The more a recipe is composed of high-quality products, the more the champagne will have to be in sync with it.  The aromas of black truffles, for example, are extremely complex and call for a champagne with body and depth of the same standard.

A fine Vintage is the perfect accompaniment to some black truffle grated on a slice of toasted buttered bread.  The same goes for foie gras which reveals itself even more under the aromas of a Blanc de Noir champagne.


Oysters are often a must for New Year’s Eve. The soils of the Champagne region are rich in chalk and marine sediments. They bring out the light acidity and texture of the oyster. A Blanc de blancs full of freshness is an excellent choice to sublimate these iodised flavours.


The performance is a little more delicate for the main course, but it can be just as remarkable. The Blanc de blancs go well with all fish or seafood dishes served with a creamy sauce (e.g. Norway Lobster with creamy sauce).

Poultry or white meats in a creamy sauce are remarkable with a Blanc de Noir (e.g. creamy chicken with morel mushrooms). A classic Brut can accompany less typical flavours, such as a vegetable terrine or turbot in a creamy sauce. Meat with a stronger taste, such as lamb, is perfectly suited to a rosé champagne, both of them developing spicy notes. Salmon also tastes divine with a Rosé champagne. But the fine natural bubbles of a Blanc de Blancs are incomparable in order to sublimate all its softness.



You may be accustomed to the cheese and red wine combo, but champagne is nevertheless the ideal compliment to cheese. Its rusticity and salty notes are just waiting to be zested by the champagne and its light bubbles. But which champagne will be the best accompaniment?

Let’s take Brie for example, at room temperature it will be most divine accompanied by a Vintage or a Rosé Champagne. Champagne Brut can be served with a Brillat-Savarin, or a slightly refined goat’s cheese. The Blanc de blancs also goes very well with a banon or an ashy goat’s cheese. The more the cheese is matured (old mimolette, old parmesan), the more exceptional the champagne must be to create a real contrast of flavours.



Some people advise against using champagne to accompany dessert, but some recipes express themselves completely with an accompaniment of bubbles. The important thing to remember is to always keep a good balance without overpowering the dish with sweetness.  So which champagne should you choose?

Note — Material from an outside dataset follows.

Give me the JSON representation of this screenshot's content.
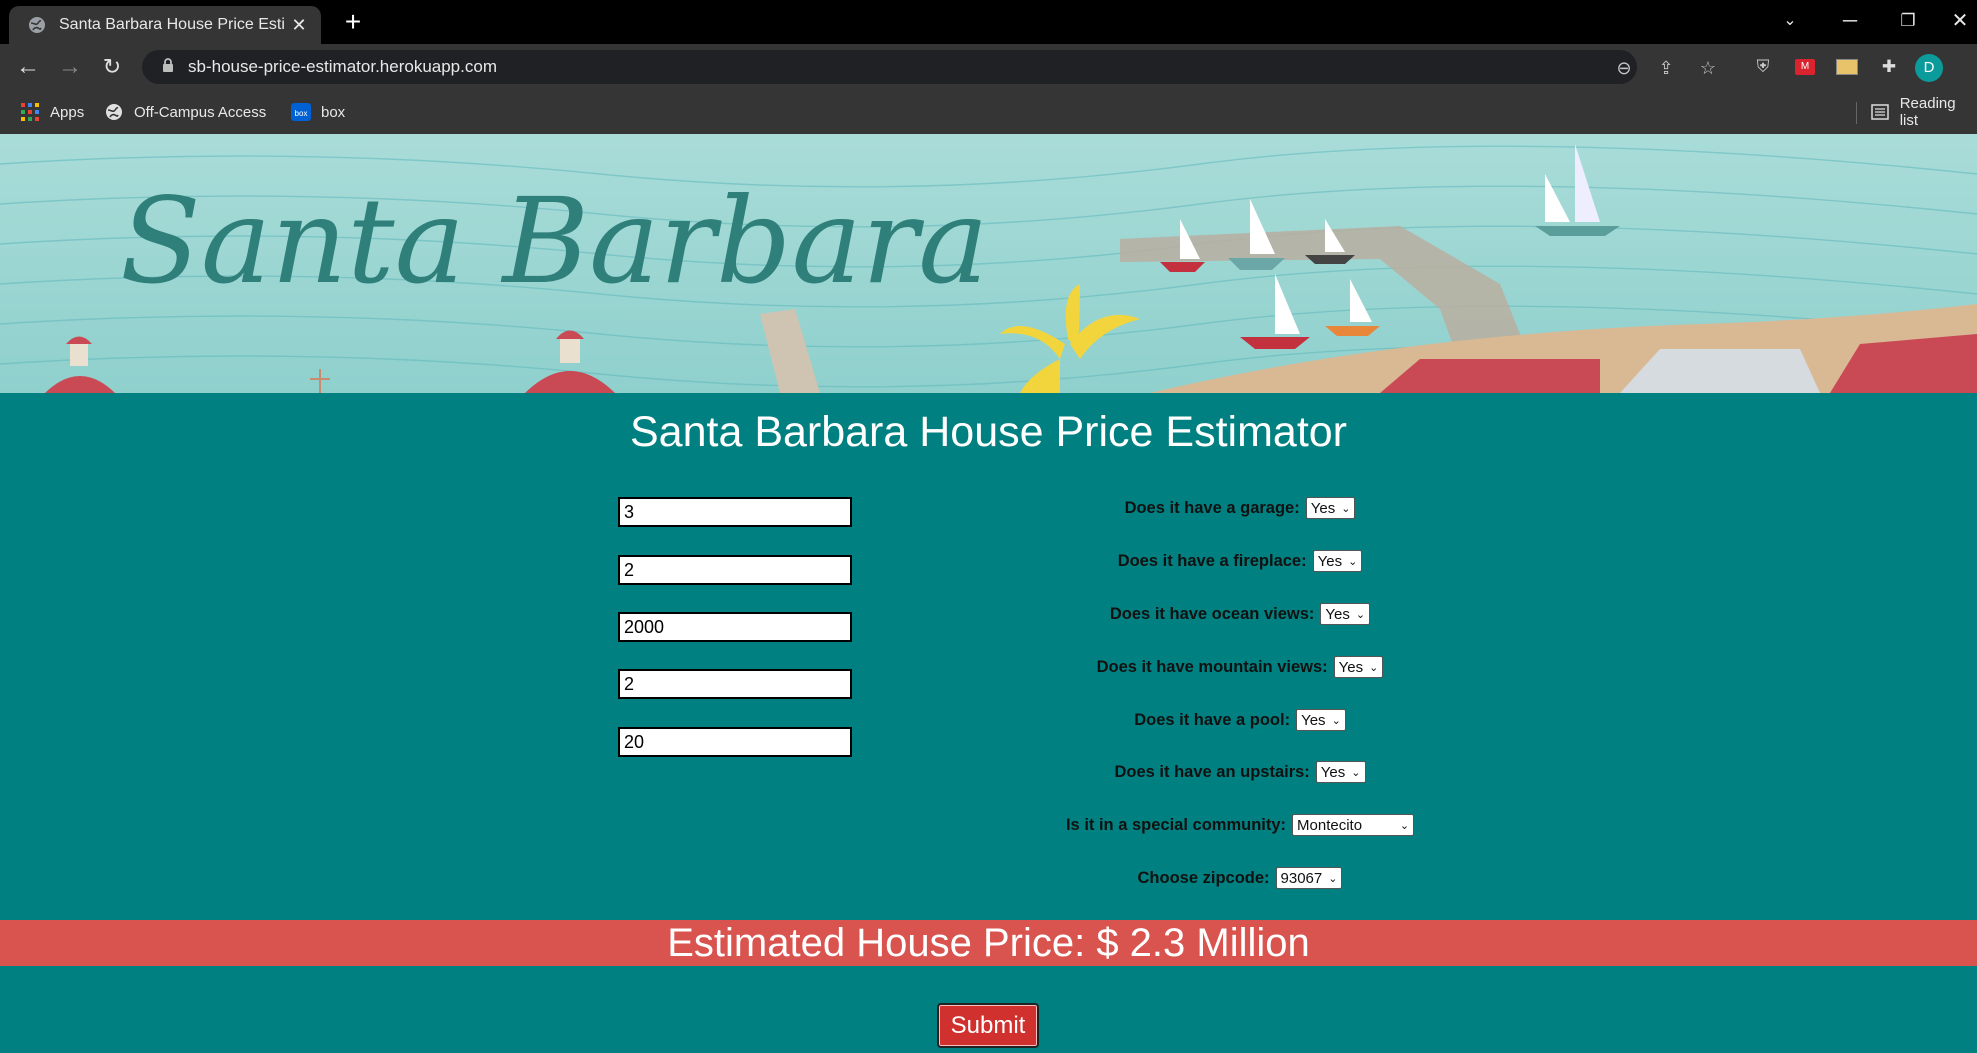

Easy, Rosé champagne and its powerful fruity taste works very well on red fruits, strawberry tart or raspberry sabayon. The demi-sec or semi-dry champagne is fantastic with ice cream or sorbets.

The association between chocolate and champagne is not obvious and must be handled with care. But a dessert made from high quality chocolate is sure to be enjoyed with the roundness of an old champagne. Certainly a risk to be taken, but the richness of champagne is such that it never ceases to inspire the most astonishing aromatic creations. The spirit of pure freedom!